Электронная библиотека » Ханс Бер » » онлайн чтение - страница 9


  • Текст добавлен: 29 марта 2024, 07:44


Автор книги: Ханс Бер


Жанр: Биографии и Мемуары, Публицистика


Возрастные ограничения: +16

сообщить о неприемлемом содержимом

Текущая страница: 9 (всего у книги 27 страниц) [доступный отрывок для чтения: 9 страниц]

Шрифт:
- 100% +

Вальтер Вебер, выпускник средней школы, Хольцмюнден

Родился 3 августа 1921 г. в Веймаре, погиб 3 сентября 1942 г. под Эль-Аламейном, Северная Африка


Отступление из Москвы, 9 января 1942 года

Постоянно меняем дислокацию: сначала огневая позиция здесь, а завтра – уже в другом месте. Извечная борьба за технику и за топливо, а затем, когда есть и то и другое, то – с дорогами и той же техникой, которая вечно ломается: то двигатель откажет, то забуксует и застрянет в снегу, то вообще сойдет с дороги. Но не хочется думать обо всем этом в столь прекрасный час, который должен принадлежать лишь нам двоим. У нас и без того хватает забот. Хочу показать тебе другую, более примечательную сторону этой страны.

Снега везде – по колено! На деревянных избах с высокими крышами красуются огромные белые шапки. Над широкими заснеженными просторами простирается звездное небо, такое чистое, какого мы у себя в Германии не видели. Когда проходишь ночью по широкой деревенской дороге, то замечаешь у домов фигуры часовых в капюшонах.


Вассербург, 3 марта 1942 года

Два месяца зимней войны в России – испытание, которое накладывает на меня тяжелый отпечаток. Однако за время моего лечения многое изменилось к лучшему. Четыре недели провалялся в военном госпитале под Смоленском, затем приехал сюда. Снова страдаю, потому что толком не знаю, зачем я ем, пью и сплю. Но все еще изменится. Сейчас тихий полдень, лишь где-то далеко на севере грохочет артиллерия. И так происходит каждый раз, из-за жары бои немного утихают, если не прекращаются полностью. При этом мало что видно, потому что все окрестности начинают исчезать в мерцающем свете.

Мы по-прежнему находимся на том же плоскогорье. Возможно, лучший для тебя способ получить какое-то представление об этом – вспомнить обрывистые берега на Балтийском море. Края плоскогорья выглядят здесь примерно такими же. Породы сильно выветрились, так что обычно их можно разбить рукой. Но это лишь на поверхности. Камни, лежащие несколько глубже, представляют собой невероятно твердую, чаще всего даже сплошную породу, и это затрудняет обустройство наших огневых позиций.

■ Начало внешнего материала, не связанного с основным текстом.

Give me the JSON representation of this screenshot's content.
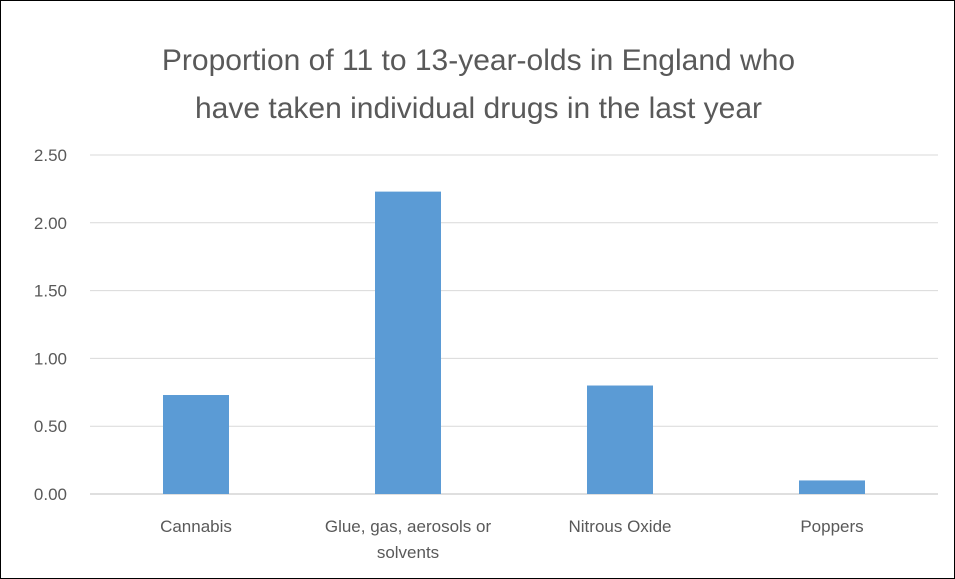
{
  "chart_data": {
    "type": "bar",
    "title": "Proportion of 11 to 13-year-olds in England who\nhave taken individual drugs in the last year",
    "categories": [
      "Cannabis",
      "Glue, gas, aerosols or solvents",
      "Nitrous Oxide",
      "Poppers"
    ],
    "category_lines": [
      [
        "Cannabis"
      ],
      [
        "Glue, gas, aerosols or",
        "solvents"
      ],
      [
        "Nitrous Oxide"
      ],
      [
        "Poppers"
      ]
    ],
    "values": [
      0.73,
      2.23,
      0.8,
      0.1
    ],
    "y_ticks": [
      "0.00",
      "0.50",
      "1.00",
      "1.50",
      "2.00",
      "2.50"
    ],
    "ylim": [
      0,
      2.5
    ],
    "grid": true,
    "legend": "none",
    "bar_color": "#5b9bd5",
    "grid_color": "#d9d9d9",
    "text_color": "#595959"
  }
}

Рано утром обычно еще прохладно. Когда восходит солнце, земля наполняется необыкновенной чистотой. Из-за влажности воздуха видимость поистине невообразимая, и все тени резко и мрачно выделяются на блестящей песчаной земле. Около восьми или девяти часов солнце начинает палить нещадно, а затем поднимается почти вертикально над головой, так что мы почти не отбрасываем тени.

В тихие вечерние часы мечтаю о далекой родине, стремлюсь отыскать в этих мыслях тебя и спросить, каково там тебе в этой отважной борьбе за нас обоих. Но даже в трудный час мы не падем духом, крепко возьмемся за руки и будем с верой и надеждой смотреть в будущее.

Бернхард Эрнст Буль, асессор, Мюнхен

Родился 3 января 1916 г. в Штутгарте, погиб 26 сентября 1942 г. в России


[Страница дневника]

Выбор немецкой молодежи – как у Телемаха: пусть нас найдут возле богини Афины, возле отца! Если не смогу завершить начатое, то не смогу так просто предстать перед людьми, перед которыми чувствую ответственность, перед отечеством, которое люблю, и перед Богом, которого ищу.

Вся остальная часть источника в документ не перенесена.